Employing a mixed-method research design, the study combines documentary analysis, comparative legal research, and qualitative fieldwork. The documentary component reviews theoretical and conceptual frameworks concerning the separation of powers, legislative autonomy, and budgetary independence, alongside an analysis of Thailand’s constitutional and statutory framework, including the 2017 Constitution, the State Fiscal and Financial Discipline Act B.E. 2561 (2018), and the Budgeting Procedures Act B.E. 2561 (2018). The qualitative component consists of in-depth interviews with representatives of parliamentary bodies, budgetary authorities, and experts in constitutional and fiscal law, aiming to identify structural constraints affecting the legislature’s budgetary autonomy in practice.
The findings reveal that, notwithstanding constitutional and statutory recognition of the principle that Parliament should receive adequate funding to perform its functions independently, the Thai legislature remains subject to an executive-dominated budgetary structure. Key limitations include the Constitution’s protection of legislative autonomy only at the amendment stage of budget approval, the absence of institutional criteria for assessing the adequacy of parliamentary funding, and statutory provisions that permit executive agencies to determine budgetary ceilings and revise parliamentary budget proposals. As a result, budgetary autonomy exists largely at the level of constitutional rhetoric rather than as an effective institutional safeguard.

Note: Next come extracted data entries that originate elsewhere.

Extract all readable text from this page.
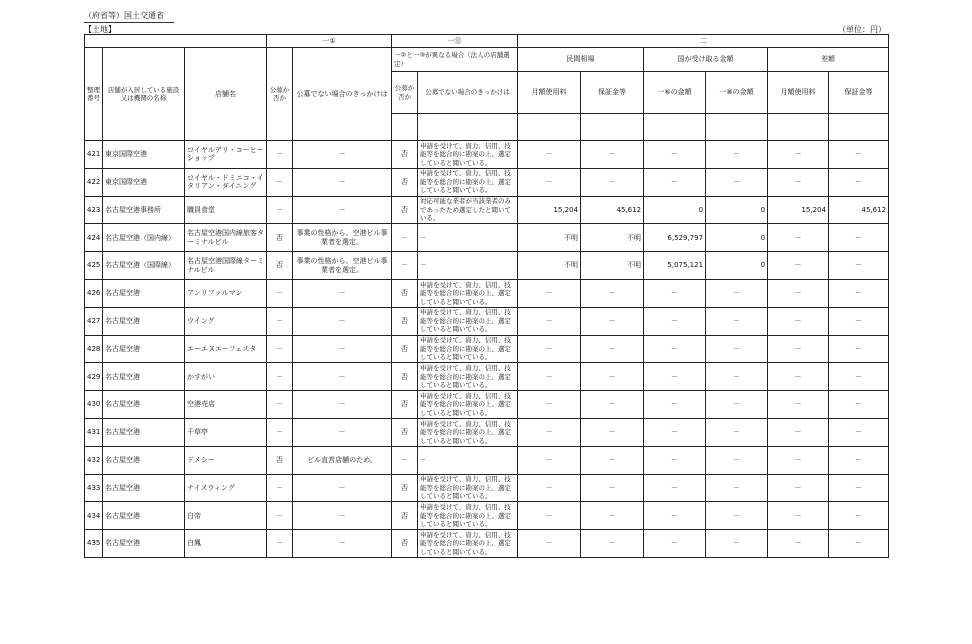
（府省等）国土交通省
【土地】	（単位：円）
			一①		一⑪		二					
整理番号	店舗が入居している施設又は機関の名称	店舗名	公募か否か	公募でない場合のきっかけは	一②と一③が異なる場合（法人の店舗選定）		民間相場		国が受け取る金額		差額	
					公募か否か	公募でない場合のきっかけは	月額使用料	保証金等	一⑥の金額	一⑧の金額	月額使用料	保証金等

421	東京国際空港	ロイヤルデリ・コーヒーショップ	－	－	否	申請を受けて、資力、信用、技能等を総合的に勘案の上、選定していると聞いている。	－	－	－	－	－	－
422	東京国際空港	ロイヤル・ドミニコ・イタリアン・ダイニング	－	－	否	申請を受けて、資力、信用、技能等を総合的に勘案の上、選定していると聞いている。	－	－	－	－	－	－
423	名古屋空港事務所	職員食堂	－	－	否	対応可能な業者が当該業者のみであったため選定したと聞いている。	15,204	45,612	0	0	15,204	45,612
424	名古屋空港（国内線）	名古屋空港国内線旅客ターミナルビル	否	事業の性格から、空港ビル事業者を選定。	－	－	不明	不明	6,529,797	0	－	－
425	名古屋空港（国際線）	名古屋空港国際線ターミナルビル	否	事業の性格から、空港ビル事業者を選定。	－	－	不明	不明	5,075,121	0	－	－
426	名古屋空港	アンリファルマン	－	－	否	申請を受けて、資力、信用、技能等を総合的に勘案の上、選定していると聞いている。	－	－	－	－	－	－
427	名古屋空港	ウイング	－	－	否	申請を受けて、資力、信用、技能等を総合的に勘案の上、選定していると聞いている。	－	－	－	－	－	－
428	名古屋空港	エーエヌエーフェスタ	－	－	否	申請を受けて、資力、信用、技能等を総合的に勘案の上、選定していると聞いている。	－	－	－	－	－	－
429	名古屋空港	かすがい	－	－	否	申請を受けて、資力、信用、技能等を総合的に勘案の上、選定していると聞いている。	－	－	－	－	－	－
430	名古屋空港	空港売店	－	－	否	申請を受けて、資力、信用、技能等を総合的に勘案の上、選定していると聞いている。	－	－	－	－	－	－
431	名古屋空港	千草亭	－	－	否	申請を受けて、資力、信用、技能等を総合的に勘案の上、選定していると聞いている。	－	－	－	－	－	－
432	名古屋空港	ドメシー	否	ビル直営店舗のため。	－	－	－	－	－	－	－	－
433	名古屋空港	ナイスウィング	－	－	否	申請を受けて、資力、信用、技能等を総合的に勘案の上、選定していると聞いている。	－	－	－	－	－	－
434	名古屋空港	白帝	－	－	否	申請を受けて、資力、信用、技能等を総合的に勘案の上、選定していると聞いている。	－	－	－	－	－	－
435	名古屋空港	白鳳	－	－	否	申請を受けて、資力、信用、技能等を総合的に勘案の上、選定していると聞いている。	－	－	－	－	－	－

Comparative analysis of selected jurisdictions, the United States, the United Kingdom, France, Australia, and South Korea, demonstrates that genuine legislative budgetary autonomy depends not on the formal type of political system but on the presence of specifically designed legal and institutional mechanisms. Drawing on these comparative insights, the study proposes reforms that include restructuring the parliamentary budget formulation process to reduce executive intervention, recognizing Parliament’s budget as a distinct and protected budgetary category, and enacting a dedicated statute governing parliamentary budget administration.
In conclusion, ensuring the legislature’s budgetary autonomy is not merely a technical adjustment within public financial management but a constitutional imperative. It represents a structural affirmation of the separation of powers and a necessary condition for strengthening Parliament’s capacity to function as an effective and independent check on executive authority within Thailand’s constitutional democracy.